Surveillance Campaigns Exploit Telecom Vulnerabilities Using Commercial Tools

Two previously unknown surveillance campaigns have been tracked exploiting vulnerabilities in mobile phone networks, according to researchers at the University of Toronto’s Citizen Lab. The campaigns used commercial surveillance tools to mimic mobile operators, manipulate signaling protocols, and redirect traffic through network pathways to conceal their activities. This is the first documented case linking "real-world attack traffic to mobile operator signalling infrastructure," the report states.

"Our findings highlight a systemic issue at the core of global telecommunications: operator infrastructure designed to enable seamless international connectivity is being leveraged to support covert surveillance operations that are difficult to monitor, attribute, and regulate."

Citizen Lab report, published Thursday

Gary Miller and Swantje Lange of Citizen Lab emphasized the ongoing nature of this threat: "Despite repeated public reporting, this activity continues unabated and without consequence." They warned that the continued reliance on mobile networks, built on a trust model among operators, raises critical questions for regulators, policymakers, and the telecom industry regarding accountability, oversight, and global security.

Attackers Targeted Networks Across 17 Countries

The attackers exploited identifiers and infrastructure associated with mobile operators worldwide, including networks in:

• Cambodia
• China
• Jersey (self-governing island)
• Israel
• Italy
• Lesotho
• Liechtenstein
• Morocco
• Mozambique
• Namibia
• Poland
• Rwanda
• Sweden
• Switzerland
• Thailand
• Uganda
• United Kingdom

The campaigns shifted between SS7 and Diameter protocols, signaling protocols used in 3G and 4G/most of 5G networks, respectively. While Diameter was intended to be more secure than SS7, the Federal Communications Commission (FCC) launched a probe in 2024 into vulnerabilities in both protocols. Senator Ron Wyden, D-Ore., has also requested a report from the Cybersecurity and Information Security Agency (CISA) on telecommunications vulnerabilities tied to these protocols.

Identifying Attackers Remains a Challenge

Researchers were unable to determine the vendors used in the campaigns or the identities of those behind them. Ron Deibert, director of Citizen Lab, explained the difficulty in attributing such attacks: "The reality is that there are a number of known surveillance vendors and bad actors in this space, but given the opaque nature of telecommunications signalling protocols, those vendors are able to operate without revealing exactly who they really are."

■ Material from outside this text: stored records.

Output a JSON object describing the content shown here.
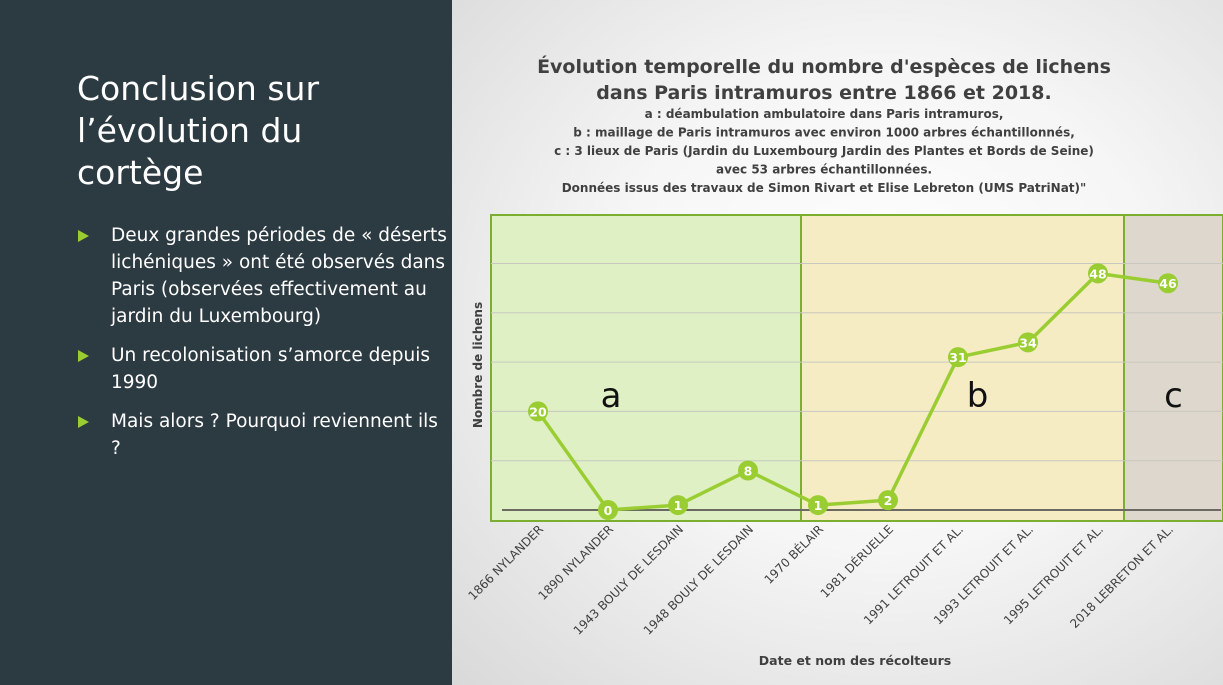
{
  "slide": {
    "title": "Conclusion sur l’évolution du cortège",
    "bullets": [
      "Deux grandes périodes de « déserts lichéniques » ont été observés dans Paris (observées effectivement au jardin du Luxembourg)",
      "Un recolonisation s’amorce depuis 1990",
      "Mais alors ? Pourquoi reviennent ils ?"
    ],
    "accent_color": "#9acd32",
    "panel_color": "#2c3a42"
  },
  "chart_data": {
    "type": "line",
    "title": "Évolution temporelle du nombre d'espèces de lichens dans Paris intramuros entre 1866 et 2018.",
    "subtitle_lines": [
      "a : déambulation ambulatoire dans Paris intramuros,",
      "b : maillage de Paris intramuros avec environ 1000 arbres échantillonnés,",
      "c : 3 lieux de Paris (Jardin du Luxembourg Jardin des Plantes et Bords de Seine)",
      "avec 53 arbres échantillonnées.",
      "Données issus des travaux de Simon Rivart et Elise Lebreton (UMS PatriNat)\""
    ],
    "xlabel": "Date et nom des récolteurs",
    "ylabel": "Nombre de lichens",
    "categories": [
      "1866 NYLANDER",
      "1890 NYLANDER",
      "1943 BOULY DE LESDAIN",
      "1948 BOULY DE LESDAIN",
      "1970 BÉLAIR",
      "1981 DÉRUELLE",
      "1991 LETROUIT ET AL.",
      "1993 LETROUIT ET AL.",
      "1995 LETROUIT ET AL.",
      "2018 LEBRETON ET AL."
    ],
    "values": [
      20,
      0,
      1,
      8,
      1,
      2,
      31,
      34,
      48,
      46
    ],
    "ylim": [
      0,
      60
    ],
    "grid": true,
    "series_color": "#9acd32",
    "regions": [
      {
        "label": "a",
        "from_index": 0,
        "to_index": 3,
        "color": "#dff0c4"
      },
      {
        "label": "b",
        "from_index": 4,
        "to_index": 8,
        "color": "#f6ecc4"
      },
      {
        "label": "c",
        "from_index": 9,
        "to_index": 9,
        "color": "#ddd7cd"
      }
    ],
    "region_border_color": "#7cae2f"
  }
}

"Much of the malicious things they are doing blend into the otherwise voluminous flow of billions of normal messages and roaming signals. They are ‘ghost operators’ within the global telecom ecosystem."

Ron Deibert, Director of Citizen Lab

Telecom Operators Respond to Findings

The Citizen Lab report noted that the observed operator signaling addresses do not necessarily imply direct operator involvement. However, some operators have responded to the findings:

• 019 Mobile (Israel): Stated it did not recognize the hostnames referenced in the report as belonging to its network nodes and could not attribute the signaling activity to its infrastructure.
• Sure (UK-based operator): Confirmed it does not knowingly lease access to signaling to organizations using it to track individuals and has implemented preventative measures to prevent misuse.
• Tango Networks UK: Did not respond to requests for comment.

The report acknowledged the complexity of the issue, stating: "It is important to note that the operator signalling addresses observed in the attacks do not necessarily imply direct operator involvement."